Após quebra-quebra, Vasco pode ficar sem São Januário

Ação de vândalos leva procurador do STJD e promotor do Ministério Público a pedir a interdição do estádio

Por O Dia

Rio - As cenas de vandalismo após o clássico entre Flamengo e Vasco, no sábado à noite, em São Januário, devem trazer graves consequências para o clube cruzmaltino. Procurador-geral do STJD (Superior Tribunal de Justiça Desportiva), Felipe Bevilacqua vai apresentar hoje um pedido de interdição do estádio e afirmou que isso pode acontecer independentemente do julgamento. Assim, a partida entre Vasco e Santos, inicialmente marcada para São Januário, no próximo domingo, pode mudar de local ou até ser adiada.

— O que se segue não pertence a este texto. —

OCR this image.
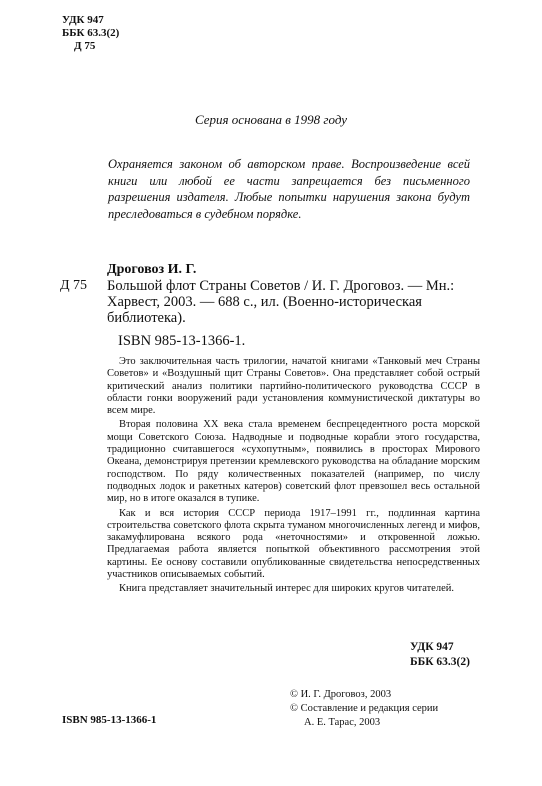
УДК 947
ББК 63.3(2)
Д 75
Серия основана в 1998 году
Охраняется законом об авторском праве. Воспроизведение всей книги или любой ее части запрещается без письменного разрешения издателя. Любые попытки нарушения закона будут преследоваться в судебном порядке.
Дроговоз И. Г.
Д 75 Большой флот Страны Советов / И. Г. Дроговоз. — Мн.: Харвест, 2003. — 688 с., ил. (Военно-историческая библиотека).
ISBN 985-13-1366-1.

Это заключительная часть трилогии, начатой книгами «Танковый меч Страны Советов» и «Воздушный щит Страны Советов». Она представляет собой острый критический анализ политики партийно-политического руководства СССР в области гонки вооружений ради установления коммунистической диктатуры во всем мире.

Вторая половина XX века стала временем беспрецедентного роста морской мощи Советского Союза. Надводные и подводные корабли этого государства, традиционно считавшегося «сухопутным», появились в просторах Мирового Океана, демонстрируя претензии кремлевского руководства на обладание морским господством. По ряду количественных показателей (например, по числу подводных лодок и ракетных катеров) советский флот превзошел весь остальной мир, но в итоге оказался в тупике.

Как и вся история СССР периода 1917–1991 гг., подлинная картина строительства советского флота скрыта туманом многочисленных легенд и мифов, закамуфлирована всякого рода «неточностями» и откровенной ложью. Предлагаемая работа является попыткой объективного рассмотрения этой картины. Ее основу составили опубликованные свидетельства непосредственных участников описываемых событий.

Книга представляет значительный интерес для широких кругов читателей.

УДК 947
ББК 63.3(2)
ISBN 985-13-1366-1
© И. Г. Дроговоз, 2003
© Составление и редакция серии
А. Е. Тарас, 2003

No tumulto ainda no estádio%2C torcedores fogem das bombas de gásAE

"Existe uma antecedência mínima de três dias para que se tenha a definição do local da partida. Se existe um caso excepcional que pode colocar a integridade física das pessoas em risco, independentemente do prazo regulamentar, o STJD pode impedir que o jogo se realize no estádio. Inclusive pode determinar que não se realize se não tiver outro estádio e seja remarcado para outra data. Tudo está sendo analisado com muita calma e acredito que amanhã (hoje) ou no mais tardar nesta terça-feira a decisão tenha sido tomada da interdição provisória ou não", afirmou o procurador, em entrevista ao canal ‘Fox Sports’.

Além do STJD, o Ministério Público pedirá hoje a interdição de São Januário, como informou o promotor Rodrigo Terra. Segundo ele, uma ação já existente, na qual a Federação de Futebol do Rio de Janeiro (Ferj) e a CBF também são partes, será a base do pedido. Terra explicou que várias normas estabelecidas pelo Estatuto do Torcedor em relação à segurança em São Januário já não vinham sendo cumpridas pela diretoria vascaína.

Após a derrota para o Flamengo, o presidente do Vasco, Eurico Miranda, reuniu a imprensa e pediu desculpas pelas cenas de violência causadas por parte da torcida do clube e atribuiu o vandalismo a grupos políticos.